I worked out a pretty nice system for sharing chores in my flatshare recently.
Simply, instead of having rigid times in which such and such a person should do a particular chore, we have a piece of paper on the fridge.
Whenever one of us does a chore, we write down what we did.
That’s it, basically.
The beauty of this is that it appeals to our sense of community rather than resorting to guilt or obligation. No one is obliged to do anything, but if they consistently do much less than other people, it will show up on the piece of paper. Then, if necessary, we can have a talk about it.
But in fact that’s not even the most important part. I think having a talk is something of a last resort – or at least a later resort – if someone is chronically cleaning-phobic. Actually, so far this hasn’t had to happen. Instead, the piece of paper has served the purpose of helping people self-assess whether they’ve done enough. We just leave it to them, without really making any judgements ourselves.
Sometimes when the house is dirty I’ll say to people, “Hey, the kitchen and the bathroom are dirty, how about we split the work, I’ll do the kitchen you do the bathroom?” Stuff like that. I never want to say to anyone that they are obliged to do anything. Indeed, if someone says they are too tired or busy, then I really won’t have a problem with it.
I’ve noticed it’s taken me a bit of work to learn to trust. Sometimes I’ll leave off cleaning because I feel like I’ve done too much recently, and will eventually get annoyed if some dirt ends up lying around for too long.
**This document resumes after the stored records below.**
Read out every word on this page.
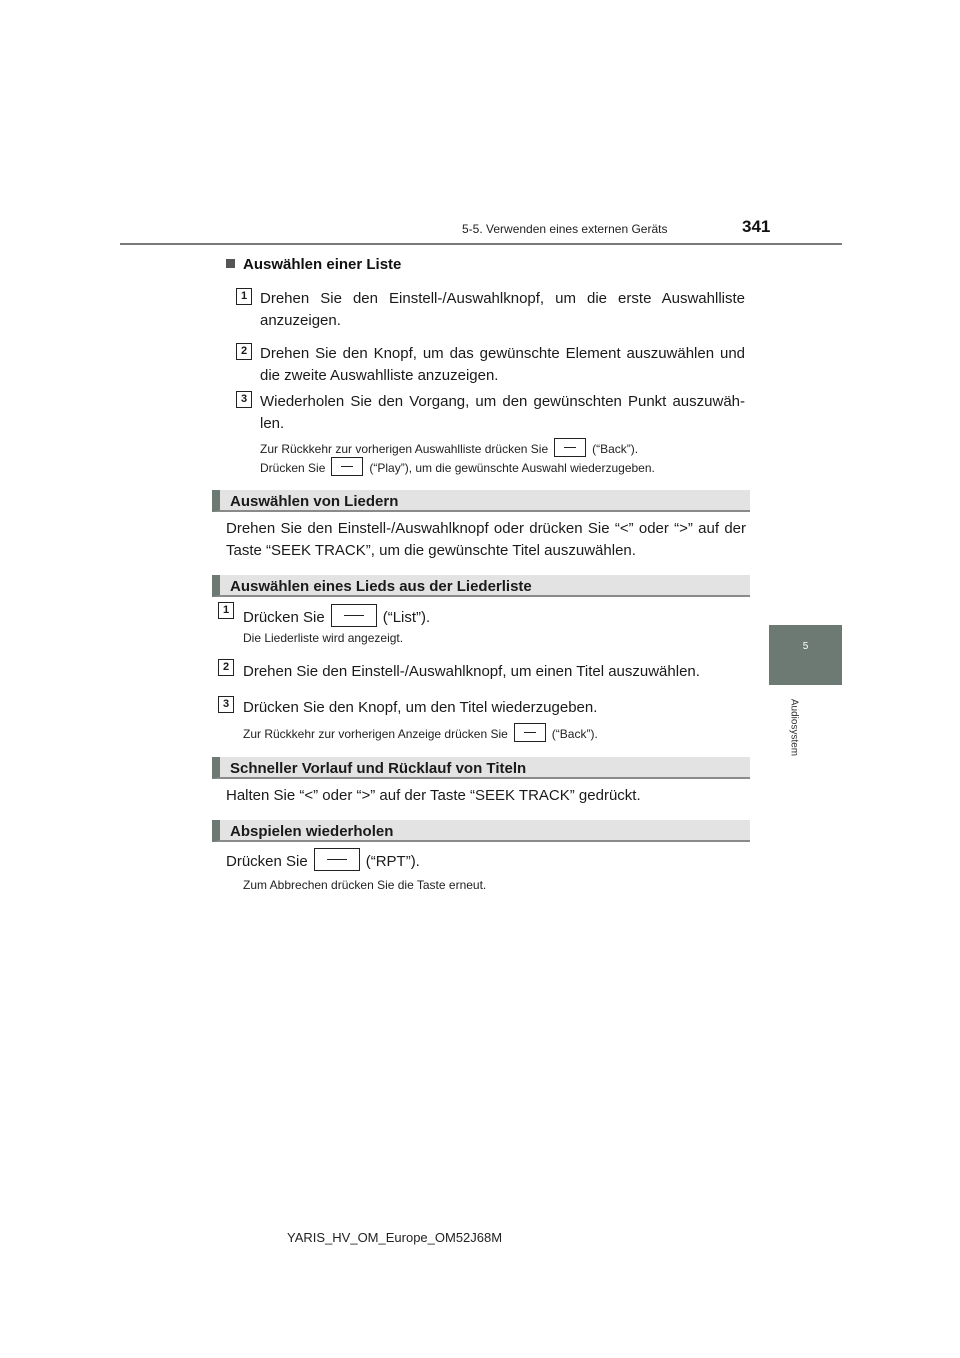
5-5. Verwenden eines externen Geräts	341
5
Audiosystem
Auswählen einer Liste
1 Drehen Sie den Einstell-/Auswahlknopf, um die erste Auswahlliste anzuzeigen.
2 Drehen Sie den Knopf, um das gewünschte Element auszuwählen und die zweite Auswahlliste anzuzeigen.
3 Wiederholen Sie den Vorgang, um den gewünschten Punkt auszuwäh-len.
Zur Rückkehr zur vorherigen Auswahlliste drücken Sie	(“Back”).
Drücken Sie	(“Play”), um die gewünschte Auswahl wiederzugeben.
Auswählen von Liedern
Drehen Sie den Einstell-/Auswahlknopf oder drücken Sie “<” oder “>” auf der Taste “SEEK TRACK”, um die gewünschte Titel auszuwählen.
Auswählen eines Lieds aus der Liederliste
1 Drücken Sie	(“List”).
Die Liederliste wird angezeigt.
2 Drehen Sie den Einstell-/Auswahlknopf, um einen Titel auszuwählen.
3 Drücken Sie den Knopf, um den Titel wiederzugeben.
Zur Rückkehr zur vorherigen Anzeige drücken Sie	(“Back”).
Schneller Vorlauf und Rücklauf von Titeln
Halten Sie “<” oder “>” auf der Taste “SEEK TRACK” gedrückt.
Abspielen wiederholen
Drücken Sie	(“RPT”).
Zum Abbrechen drücken Sie die Taste erneut.
YARIS_HV_OM_Europe_OM52J68M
Instead of this, when I feel like I’m doing a lot more than other people, I make an effort to try and just write down what I’m doing and trust that it will balance out in the long term. In reality, it often does; people tend to go on cleaning “binges” where they’ll do loads of stuff at once, then do nothing for a few weeks. If you just look at those empty few weeks, it can look like they’re lazy, but that’s not the reality of it. You need trust and patience so that you can come to see the bigger picture.
Even so, once or twice I suggest to someone “Hey, why don’t we split this job?” or “Hey, can you clean the dishes today?, I’m tired.” The responses to such suggestions are usually positive.
I’m rather happy about this system because so far it’s never made me feel like I’m being forced to do something. It seems to be a much more natural way of working, and helps us flow with our individual energy and time resources.